Comissão de Cartografia das Colónias (fl. c. 1883 - 1936), in its early years as 'Comissão de Cartographia das Colónias', was an office within the Ministério da Marinha e Ultramar tasked with surveying Portugal's colonies, primarily in Africa. It was dissolved in 1936 and replaced with Junta das Missões Geográficas e de Investigações Colonia. More by this mapmaker...

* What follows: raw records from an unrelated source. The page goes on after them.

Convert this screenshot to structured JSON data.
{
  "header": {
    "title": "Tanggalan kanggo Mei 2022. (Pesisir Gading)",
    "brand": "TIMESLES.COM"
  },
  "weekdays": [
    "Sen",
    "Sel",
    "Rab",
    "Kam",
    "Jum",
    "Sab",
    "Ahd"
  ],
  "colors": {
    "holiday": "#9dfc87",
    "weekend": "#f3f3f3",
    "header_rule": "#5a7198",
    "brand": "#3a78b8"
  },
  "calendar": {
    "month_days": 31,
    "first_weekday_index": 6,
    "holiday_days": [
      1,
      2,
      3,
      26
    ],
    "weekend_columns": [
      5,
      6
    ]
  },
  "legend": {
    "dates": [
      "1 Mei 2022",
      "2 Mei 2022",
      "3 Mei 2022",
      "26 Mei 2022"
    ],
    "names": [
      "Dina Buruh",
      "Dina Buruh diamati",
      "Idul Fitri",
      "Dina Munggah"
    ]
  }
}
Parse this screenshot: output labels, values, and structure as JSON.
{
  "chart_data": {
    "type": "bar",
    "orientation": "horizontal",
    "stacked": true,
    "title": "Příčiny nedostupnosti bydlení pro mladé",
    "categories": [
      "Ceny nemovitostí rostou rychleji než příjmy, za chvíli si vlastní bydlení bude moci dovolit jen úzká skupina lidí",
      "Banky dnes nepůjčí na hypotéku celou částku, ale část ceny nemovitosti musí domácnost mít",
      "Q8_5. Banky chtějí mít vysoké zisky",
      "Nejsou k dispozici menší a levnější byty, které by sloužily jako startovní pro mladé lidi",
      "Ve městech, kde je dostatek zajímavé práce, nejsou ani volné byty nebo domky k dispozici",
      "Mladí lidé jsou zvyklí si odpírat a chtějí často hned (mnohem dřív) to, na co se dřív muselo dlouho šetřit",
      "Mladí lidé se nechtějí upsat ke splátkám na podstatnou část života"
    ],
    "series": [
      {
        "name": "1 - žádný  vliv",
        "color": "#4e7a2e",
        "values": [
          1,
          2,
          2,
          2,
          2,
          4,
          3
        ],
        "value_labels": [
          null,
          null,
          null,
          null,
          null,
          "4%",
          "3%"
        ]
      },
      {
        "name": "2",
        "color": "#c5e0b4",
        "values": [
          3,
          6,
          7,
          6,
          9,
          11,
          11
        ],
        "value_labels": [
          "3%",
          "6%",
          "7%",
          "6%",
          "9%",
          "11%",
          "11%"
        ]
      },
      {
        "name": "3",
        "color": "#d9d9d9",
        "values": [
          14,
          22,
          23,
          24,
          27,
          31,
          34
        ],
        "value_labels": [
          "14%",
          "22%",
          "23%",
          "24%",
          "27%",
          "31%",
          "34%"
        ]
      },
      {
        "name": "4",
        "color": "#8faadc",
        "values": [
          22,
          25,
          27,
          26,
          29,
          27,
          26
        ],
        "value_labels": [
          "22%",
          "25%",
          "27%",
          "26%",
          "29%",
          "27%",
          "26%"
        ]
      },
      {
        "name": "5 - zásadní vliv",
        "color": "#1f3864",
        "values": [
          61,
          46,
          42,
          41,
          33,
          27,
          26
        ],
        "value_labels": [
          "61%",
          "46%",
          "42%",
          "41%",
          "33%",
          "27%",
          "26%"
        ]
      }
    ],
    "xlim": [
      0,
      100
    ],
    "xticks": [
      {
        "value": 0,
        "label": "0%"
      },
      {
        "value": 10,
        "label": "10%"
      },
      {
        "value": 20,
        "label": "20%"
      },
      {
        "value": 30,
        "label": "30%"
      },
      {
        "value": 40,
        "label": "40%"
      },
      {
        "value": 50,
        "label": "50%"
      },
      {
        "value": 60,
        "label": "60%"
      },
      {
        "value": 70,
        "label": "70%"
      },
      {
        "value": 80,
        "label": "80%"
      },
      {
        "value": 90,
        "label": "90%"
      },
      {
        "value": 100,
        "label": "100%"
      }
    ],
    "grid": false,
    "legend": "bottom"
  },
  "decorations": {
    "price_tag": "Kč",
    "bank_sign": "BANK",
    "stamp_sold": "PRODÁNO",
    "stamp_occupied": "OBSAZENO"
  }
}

Georges Erhard Schièble (1823 – November 23, 1880) was a German printer active in Paris during the middle to late 19th century. Erhard was born in Forchheim, Baden-Württemberg, and relocated to Paris in his 16th year, where he apprenticed under his cousin, an engraver and mapmaker. In 1852, after 6 years with the Royal Printing Office, he started his own business. Around this time, he also became a naturalized French citizen. From his offices on Rue Bonaparte, he produced several important maps, and a detailed topography of Gaul for Napoleon III's History of Julius Caesar. In 1865 he took on larger offices expanding his operations to include a lithographic press. He was among the first to introduce printed color maps and pioneered photo-reduction, including the process known as Erhard reproduction. After Erhard's death in 1880, the firm was taken over by his sons and run under the imprint of 'Erhard Frères' until 1911. Learn More...

Condition


Good. Dissected and laid on linen. Some discoloration along fold lines, especially that separating the top third from the middle third.

References


OCLC 192049240, 494196232, 776652875, 494840549.